LightRetriever: A LLM-based Text Retrieval Architecture with Extremely Faster Query Inference
Guangyuan Ma, Yongliang Ma, Xuanrui Gou, Zhenpeng Su, Ming Zhou, Songlin Hu
TL;DR
LightRetriever introduces an asymmetric LLM-based retrieval framework that keeps a full document encoder while replacing the query encoder with a lightweight, cacheable embedding lookup. By training dense and sparse components with instruction-guided prompts and using caching to precompute token embeddings, it achieves extreme online query efficiency (up to >1000x faster query encoding) and substantial end-to-end throughput gains (>$10x$) without large losses in retrieval performance (averaging around 95% of full symmetric baselines). The approach is validated on BeIR and CMTEB benchmarks across multiple LLM backbones, demonstrating broad generalization and practical viability for latency-critical retrieval tasks.

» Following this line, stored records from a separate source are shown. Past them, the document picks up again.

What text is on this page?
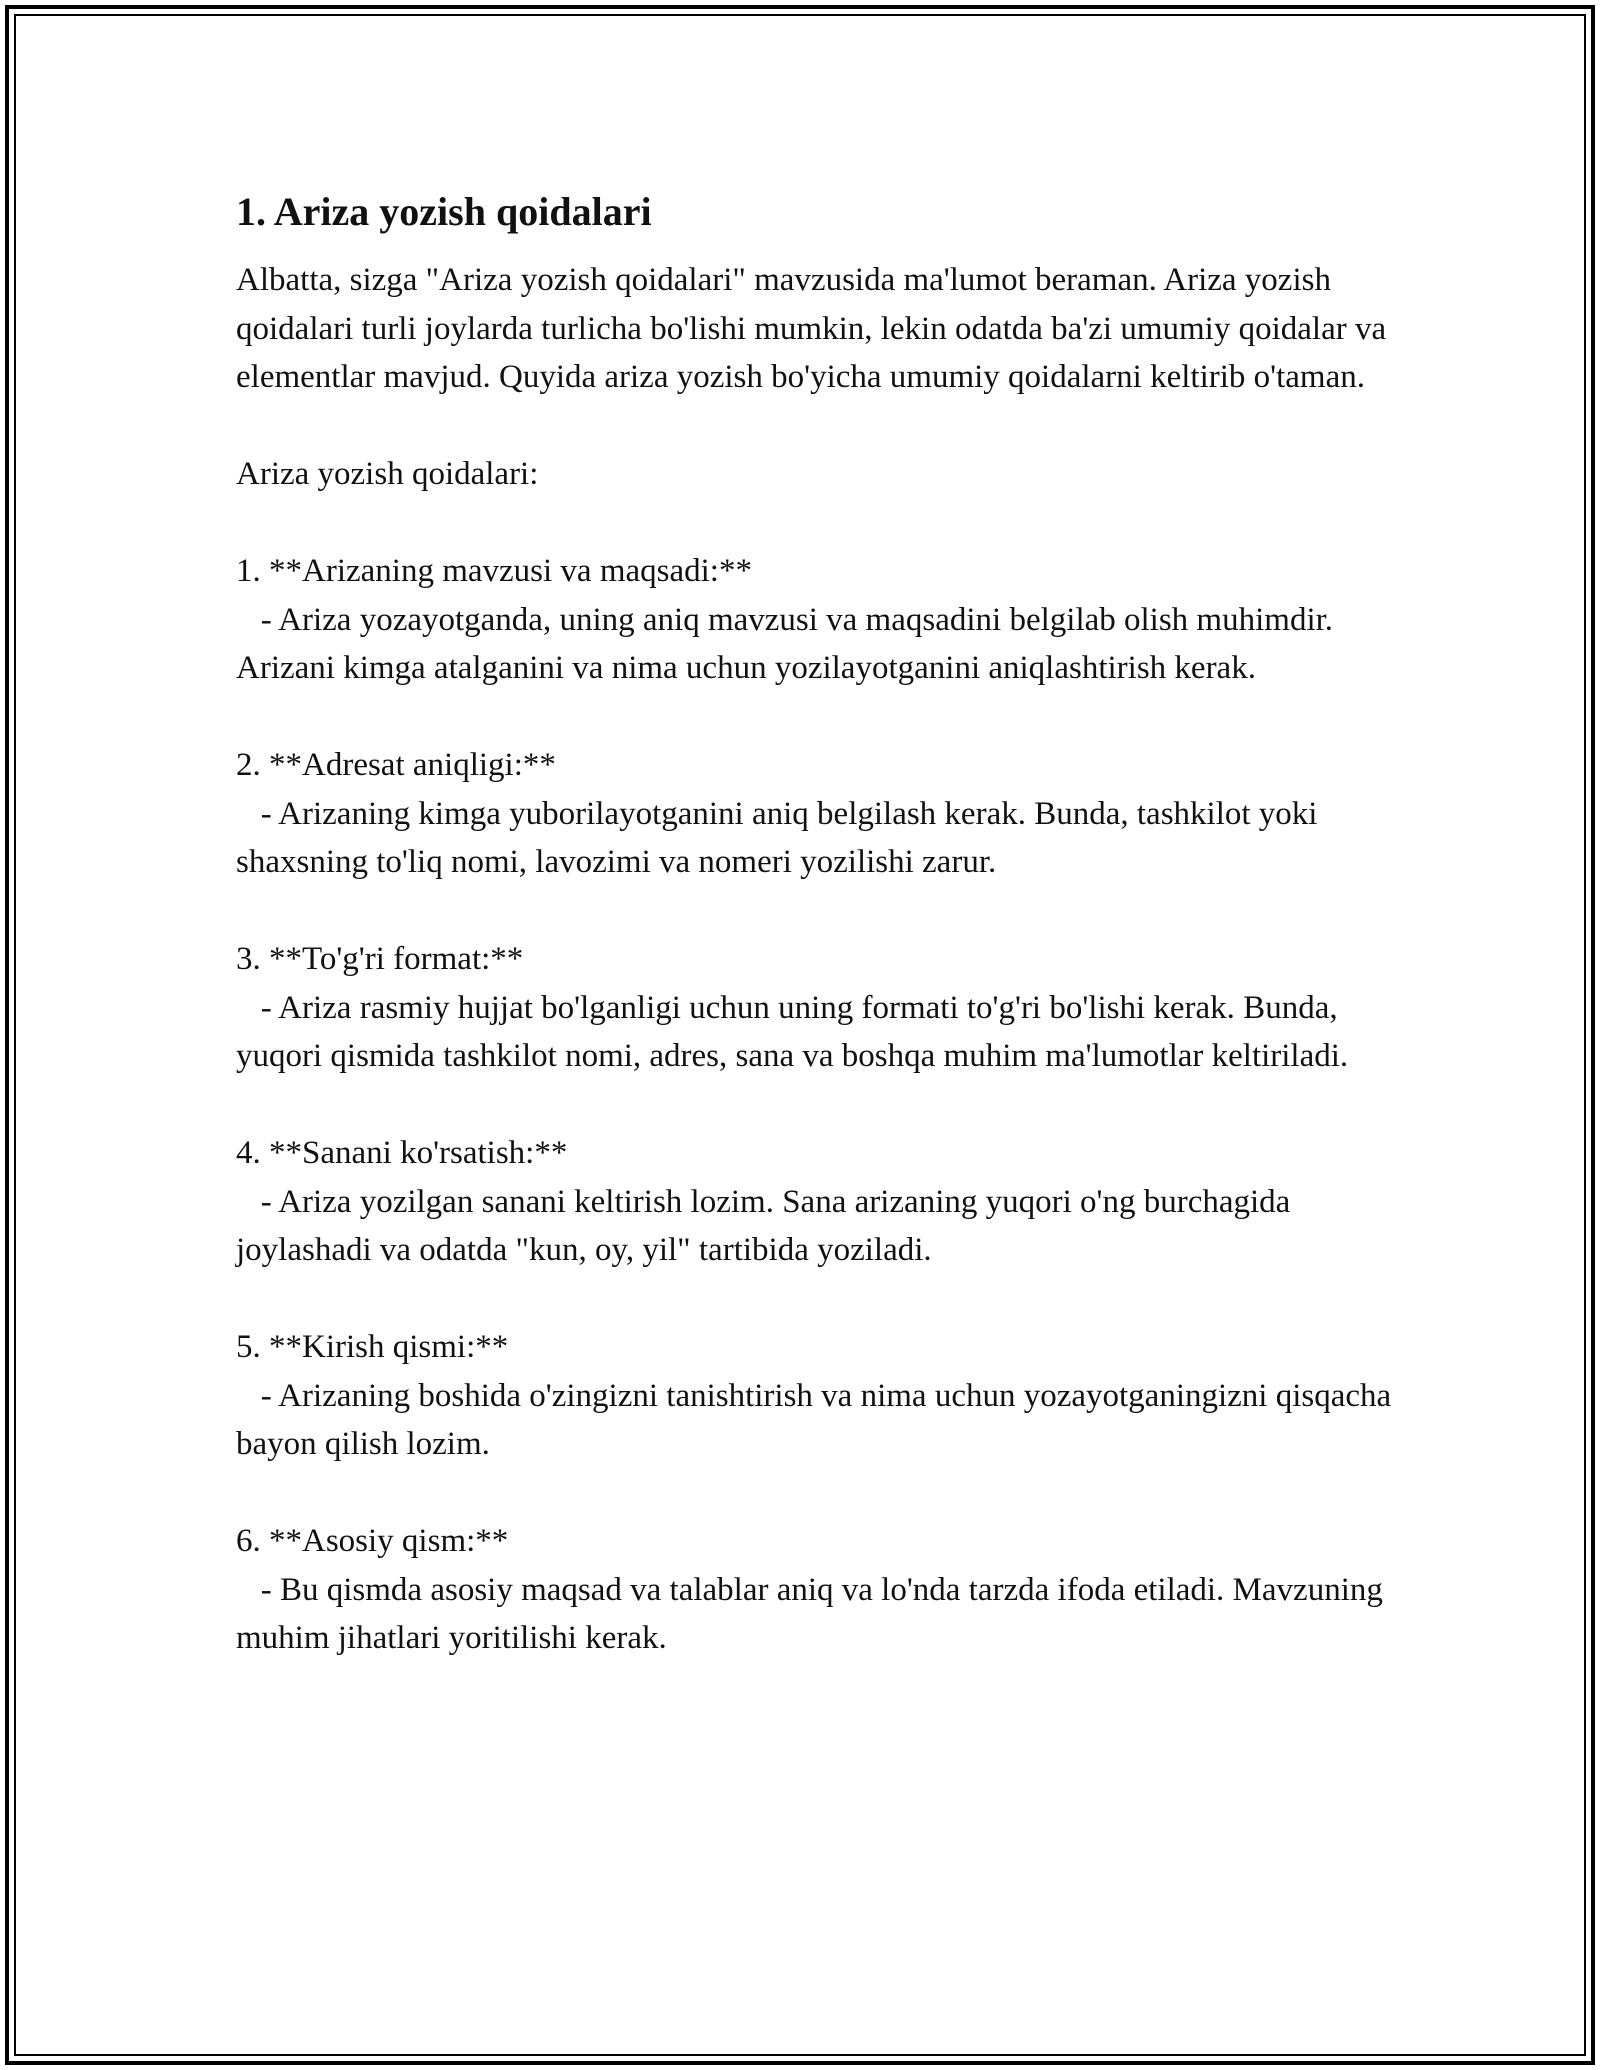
1. Ariza yozish qoidalari

Albatta, sizga "Ariza yozish qoidalari" mavzusida ma'lumot beraman. Ariza yozish qoidalari turli joylarda turlicha bo'lishi mumkin, lekin odatda ba'zi umumiy qoidalar va elementlar mavjud. Quyida ariza yozish bo'yicha umumiy qoidalarni keltirib o'taman.

Ariza yozish qoidalari:

1. **Arizaning mavzusi va maqsadi:**
- Ariza yozayotganda, uning aniq mavzusi va maqsadini belgilab olish muhimdir. Arizani kimga atalganini va nima uchun yozilayotganini aniqlashtirish kerak.
2. **Adresat aniqligi:**
- Arizaning kimga yuborilayotganini aniq belgilash kerak. Bunda, tashkilot yoki shaxsning to'liq nomi, lavozimi va nomeri yozilishi zarur.
3. **To'g'ri format:**
- Ariza rasmiy hujjat bo'lganligi uchun uning formati to'g'ri bo'lishi kerak. Bunda, yuqori qismida tashkilot nomi, adres, sana va boshqa muhim ma'lumotlar keltiriladi.
4. **Sanani ko'rsatish:**
- Ariza yozilgan sanani keltirish lozim. Sana arizaning yuqori o'ng burchagida joylashadi va odatda "kun, oy, yil" tartibida yoziladi.
5. **Kirish qismi:**
- Arizaning boshida o'zingizni tanishtirish va nima uchun yozayotganingizni qisqacha bayon qilish lozim.
6. **Asosiy qism:**
- Bu qismda asosiy maqsad va talablar aniq va lo'nda tarzda ifoda etiladi. Mavzuning muhim jihatlari yoritilishi kerak.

Ablation studies show the necessity of deep document-side modeling, the value of hybrid dense+sparse signals, and controllable index/embedding sizes via Matryoshka representations, enabling deployment in resource-constrained environments.
Abstract
Large Language Models (LLMs)-based text retrieval retrieves documents relevant to search queries based on vector similarities. Documents are pre-encoded offline, while queries arrive in real-time, necessitating an efficient online query encoder. Although LLMs significantly enhance retrieval capabilities, serving deeply parameterized LLMs slows down query inference throughput and increases demands for online deployment resources. In this paper, we propose LightRetriever, a novel LLM-based retriever with extremely lightweight query encoders. Our method retains a full-sized LLM for document encoding, but reduces the workload of query encoding to no more than an embedding lookup. Compared to serving a full LLM on an A800 GPU, our method achieves over 1000x speedup in query encoding and over 10x increase in end-to-end retrieval throughput. Extensive experiments on large-scale retrieval benchmarks show that LightRetriever generalizes well across diverse tasks, maintaining an average of 95% retrieval performance.